If we don't do anything, Isreal will act alone and take care of business. They won't (can't) allow Iran to have nukes.


----------



## CJIS (Mar 12, 2005)

REILEYDOG said:


> If we don't do anything, Isreal will act alone and take care of business. They won't (can't) allow Iran to have nukes.


I was watching an interview with their Defense minister and he said they would act as soon as any sign of a Nuke is built.


----------



## dcs2244 (Jan 29, 2004)

Three has-beens'...there's a reason they call it "RETIRED"...back to the links, guys. Maybe they picked up a dose of syphilis in "The 'Nam" and it has attacked their brain housing groups.

I know! Let's just surrender and convert to Islam: problem solved!


----------



## REILEYDOG (Nov 5, 2005)

npd_323 said:


> I was watching an interview with their Defense minister and he said they would act as soon as any sign of a Nuke is built.


The attack Israel pulled off to take out the Iraqi nuclear sites in 1981 was pretty impressive.


----------



## JoninNH (Jan 29, 2004)

REILEYDOG said:


> The attack Israel pulled off to take out the Iraqi nuclear sites in 1981 was pretty impressive.


I did a paper in college on that! Impressive doesn't even begin to describe it.


----------



## dcs2244 (Jan 29, 2004)

That Israeli colonel that died on the Columbia flew on that raid...


----------



## justanotherparatrooper (Aug 27, 2006)

When your whole country is the size of NH and youre completely surrounded by people who dont just want you gone, they want you dead...you cant be screwing around. They cant be dicking around when were so wishy-washy with our foreign policy
Ive been impressed with how theyve dealt with things over the years. The initial battles against Palestine, Lebenon,Syria, etc just to exist. Theyre responce to being attacked (six day war), theyre responce to Munich massacre, The terrorist who hijacked that El Al plane (Raid on Entabbe) Idi Amin was fit to be tied ...the fat bastard! 
Too many times to name, they responded to threats. If they waited for us theyde be gone already...which is just sad.


----------



## dcs2244 (Jan 29, 2004)

Dude, "Palestine" is a Roman word. The arabs refer to it as "Philistine". Yup, "David and Goliath", "Sampson and Delilah" et al... 
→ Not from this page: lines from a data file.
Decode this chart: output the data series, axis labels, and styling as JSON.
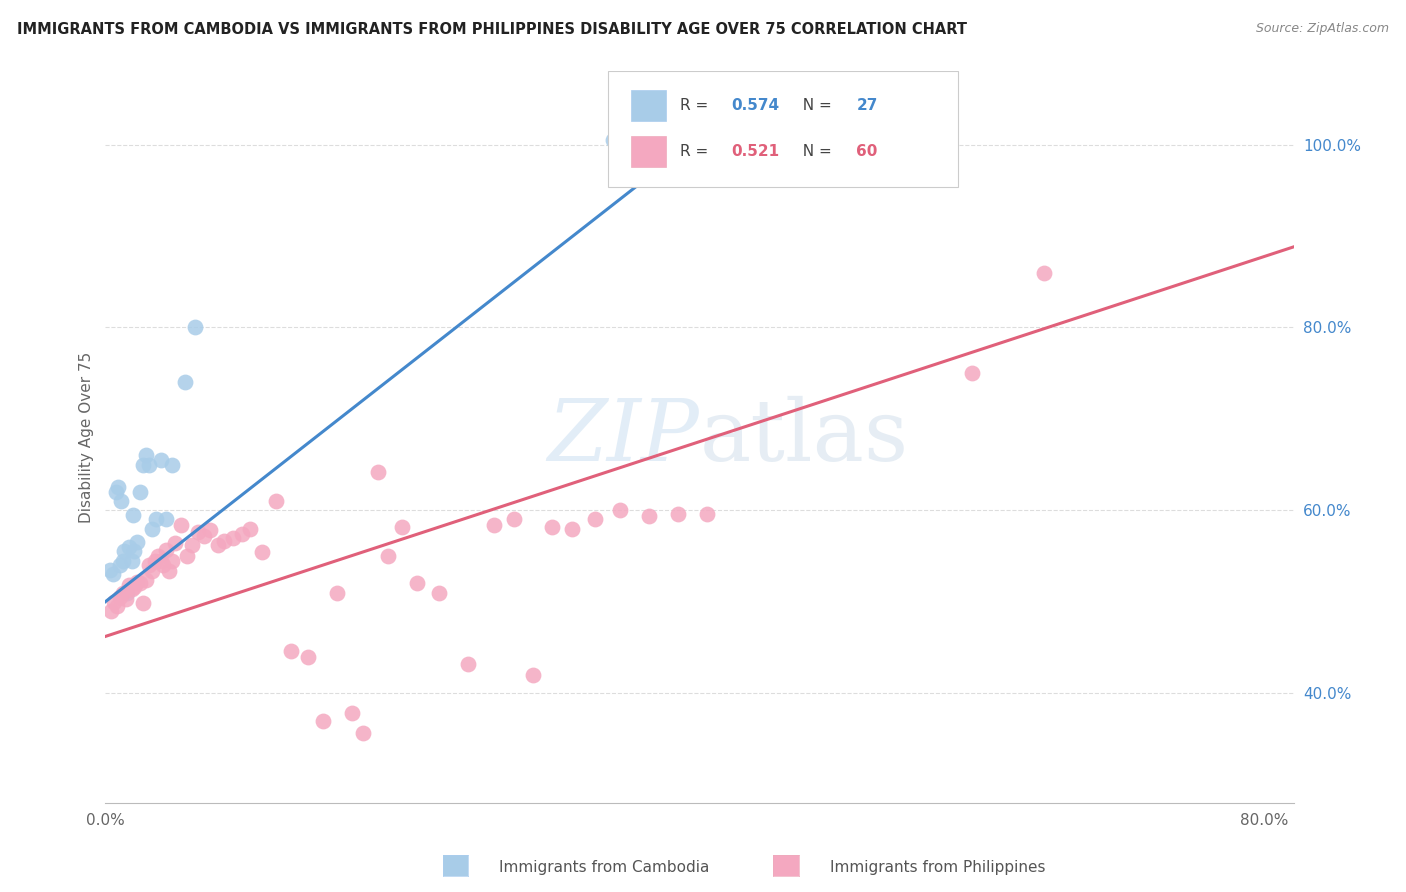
{
  "title": "IMMIGRANTS FROM CAMBODIA VS IMMIGRANTS FROM PHILIPPINES DISABILITY AGE OVER 75 CORRELATION CHART",
  "source": "Source: ZipAtlas.com",
  "ylabel": "Disability Age Over 75",
  "xlim": [
    0.0,
    0.82
  ],
  "ylim": [
    0.28,
    1.08
  ],
  "x_ticks": [
    0.0,
    0.1,
    0.2,
    0.3,
    0.4,
    0.5,
    0.6,
    0.7,
    0.8
  ],
  "x_tick_labels": [
    "0.0%",
    "",
    "",
    "",
    "",
    "",
    "",
    "",
    "80.0%"
  ],
  "y_ticks_right": [
    0.4,
    0.6,
    0.8,
    1.0
  ],
  "y_tick_labels_right": [
    "40.0%",
    "60.0%",
    "80.0%",
    "100.0%"
  ],
  "r1": "0.574",
  "n1": "27",
  "r2": "0.521",
  "n2": "60",
  "legend_label1": "Immigrants from Cambodia",
  "legend_label2": "Immigrants from Philippines",
  "watermark_zip": "ZIP",
  "watermark_atlas": "atlas",
  "color_blue_scatter": "#A8CCE8",
  "color_pink_scatter": "#F4A8C0",
  "color_blue_line": "#4488CC",
  "color_pink_line": "#E0607A",
  "color_blue_text": "#4488CC",
  "color_pink_text": "#E0607A",
  "color_title": "#222222",
  "background": "#FFFFFF",
  "grid_color": "#DDDDDD",
  "scatter_blue_x": [
    0.003,
    0.005,
    0.007,
    0.009,
    0.01,
    0.011,
    0.012,
    0.013,
    0.015,
    0.016,
    0.018,
    0.019,
    0.02,
    0.022,
    0.024,
    0.026,
    0.028,
    0.03,
    0.032,
    0.035,
    0.038,
    0.042,
    0.046,
    0.055,
    0.062,
    0.35,
    0.385
  ],
  "scatter_blue_y": [
    0.535,
    0.53,
    0.62,
    0.625,
    0.54,
    0.61,
    0.545,
    0.555,
    0.51,
    0.56,
    0.545,
    0.595,
    0.555,
    0.565,
    0.62,
    0.65,
    0.66,
    0.65,
    0.58,
    0.59,
    0.655,
    0.59,
    0.65,
    0.74,
    0.8,
    1.005,
    1.0
  ],
  "scatter_pink_x": [
    0.004,
    0.006,
    0.008,
    0.01,
    0.012,
    0.014,
    0.016,
    0.018,
    0.02,
    0.022,
    0.024,
    0.026,
    0.028,
    0.03,
    0.032,
    0.034,
    0.036,
    0.038,
    0.04,
    0.042,
    0.044,
    0.046,
    0.048,
    0.052,
    0.056,
    0.06,
    0.064,
    0.068,
    0.072,
    0.078,
    0.082,
    0.088,
    0.094,
    0.1,
    0.108,
    0.118,
    0.128,
    0.14,
    0.15,
    0.16,
    0.17,
    0.178,
    0.188,
    0.195,
    0.205,
    0.215,
    0.23,
    0.25,
    0.268,
    0.282,
    0.295,
    0.308,
    0.322,
    0.338,
    0.355,
    0.375,
    0.395,
    0.415,
    0.598,
    0.648
  ],
  "scatter_pink_y": [
    0.49,
    0.5,
    0.495,
    0.505,
    0.51,
    0.503,
    0.518,
    0.514,
    0.516,
    0.522,
    0.52,
    0.498,
    0.524,
    0.54,
    0.534,
    0.544,
    0.55,
    0.544,
    0.54,
    0.556,
    0.534,
    0.544,
    0.564,
    0.584,
    0.55,
    0.562,
    0.576,
    0.572,
    0.578,
    0.562,
    0.566,
    0.57,
    0.574,
    0.58,
    0.554,
    0.61,
    0.446,
    0.44,
    0.37,
    0.51,
    0.378,
    0.356,
    0.642,
    0.55,
    0.582,
    0.52,
    0.51,
    0.432,
    0.584,
    0.59,
    0.42,
    0.582,
    0.58,
    0.59,
    0.6,
    0.594,
    0.596,
    0.596,
    0.75,
    0.86
  ],
  "blue_line_x": [
    0.0,
    0.405
  ],
  "blue_line_y": [
    0.5,
    1.002
  ],
  "pink_line_x": [
    0.0,
    0.82
  ],
  "pink_line_y": [
    0.462,
    0.888
  ]
}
Ass kicked then, ass kicked now.


----------



## justanotherparatrooper (Aug 27, 2006)

dcs2244 said:


> Dude, "Palestine" is a Roman word. The arabs refer to it as "Philistine". Yup, "David and Goliath", "Sampson and Delilah" et al...
> 
> Ass kicked then, ass kicked now.


I humbly stand corrected


----------



## CJIS (Mar 12, 2005)

*'Invade Iran. Then Everyone Will See How Smart We Are.'*

(thinkprogress.org) 
Former CIA officer Phillip Giraldi on war with Iran: "I've heard from sources at the Pentagon that their impression is that the White House has made a decision that war is going to happen." More&#8230;


----------



## dcs2244 (Jan 29, 2004)

npd_323 said:


> *'Invade Iran. Then Everyone Will See How Smart We Are.'*
> 
> (thinkprogress.org)
> Former CIA officer Phillip Giraldi on war with Iran: "I've heard from sources at the Pentagon that their impression is that the White House has made a decision that war is going to happen." More&#8230;


Damn those evil neocons!

Thank's for the link to a communist site deep in the throws of "Bush Derangement Syndrome"...


----------